Граф Толстой в период 1843–1847 годов стремился прежде всего к тому, чтобы быть вполне приличным, корректным и даже светским молодым человеком. Он не только сам признается в этом в “Юности”, но о том же самом говорят и те, кто сидел с ним на одной скамейке. Он принадлежал к кружку “аристократов” и совершенно игнорировал “серую” братию. Поза и движения его были всегда вызывающие, выражение лица и глаз презрительное, до разговора со своими товарищами он не снисходил и держался даже обыкновения не здороваться ни с кем, приходя на лекции, и не прощаться ни с кем, уходя домой. У него была своя лошадь и свой кучер, шинель с прекрасными бобрами и презрительный вид, скрывавший за собой огромное неудовлетворенное самолюбие и болезненную застенчивость.
Симпатичного во всем этом мало, но я думаю, что в то время Толстой просто вообразил себя светским молодым человеком (чем он никогда ни позже, ни раньше не был) и поступал по воображению. Обстановка юшковского дома, многочисленные образцы для подражания из казанской “золотой” молодежи, наставления тетки и собственное неумение быть простым и искренним с другими заставили его не только увлечься идеалом “comme il faut”,[1] но и утрировать этот идеал. Аристократическая сдержанность и презрительность в обхождении едва ли могли нравиться ему по самому существу своему и, вероятно, доставляли ему гораздо больше неприятностей, чем удовольствия, но ведь фантастические натуры об этом не справляются: в известные эпохи им непременно надо играть какую-нибудь роль, убедить себя, что эта роль истинная, настоящая, и доводить свою игру до крайности, иногда до комизма.
“Мое любимое и главное подразделение людей в юности – пишет Толстой, – было на людей comme il faut и на comme il ne faut pas.

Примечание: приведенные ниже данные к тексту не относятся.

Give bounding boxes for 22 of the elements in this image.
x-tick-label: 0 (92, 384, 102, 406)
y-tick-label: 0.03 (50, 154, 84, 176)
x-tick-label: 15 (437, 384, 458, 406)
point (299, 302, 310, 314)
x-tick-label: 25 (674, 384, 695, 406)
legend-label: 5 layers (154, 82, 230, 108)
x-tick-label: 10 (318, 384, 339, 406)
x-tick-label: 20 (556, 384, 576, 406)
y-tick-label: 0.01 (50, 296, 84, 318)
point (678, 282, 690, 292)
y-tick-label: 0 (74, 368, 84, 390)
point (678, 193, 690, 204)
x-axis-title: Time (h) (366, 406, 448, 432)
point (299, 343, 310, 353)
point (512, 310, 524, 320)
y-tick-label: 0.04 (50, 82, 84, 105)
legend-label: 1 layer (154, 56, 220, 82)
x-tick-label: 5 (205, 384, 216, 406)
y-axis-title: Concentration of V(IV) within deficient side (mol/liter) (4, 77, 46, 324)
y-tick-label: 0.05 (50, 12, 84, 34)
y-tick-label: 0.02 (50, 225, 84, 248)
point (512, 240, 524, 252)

Второй род подразделялся еще на людей comme il faut и простой народ. Людей comme il faut я уважал и считал достойными иметь с собой равные отношения; вторых – притворялся, что презираю, но в сущности ненавидел их, питая к ним какое-то оскорбленное чувство личности; третьи для меня не существовали, – я их презирал совершенно. Мое comme il faut состояло – первое и главное – в отличном французском языке и особенно в выговоре. Человек, дурно говорящий по-французски, тотчас же возбуждал во мне чувство ненависти. “Для чего же ты хочешь говорить, как мы, когда не умеешь?” – с ядовитою усмешкой спрашивал я его мысленно. Второе условие comme il faut были ногти длинные, отчищенные и чистые; третье – было умение кланяться, танцевать и разговаривать; четвертое, и очень важное, было равнодушие ко всему и постоянное выражение некоторой изящной, презрительной скуки. Кроме того, у меня были общие признаки, по которым я, не говоря с человеком, решал, к какому разряду он принадлежит. Главным из этих признаков, кроме убранства комнат, перчаток, почерка, экипажа, – были ноги. Отношение сапог к панталонам тотчас же решало в моих глазах положение человека. Сапоги без каблука, с угловатым носком и концы панталон узкие, без штрипов, это был простой; сапог с узким, круглым носком и каблуком и панталоны узкие внизу, облегающие ногу, или широкие со штрипками, как балдахин стоящие над носком, – это был человек mauvais genre[2]”.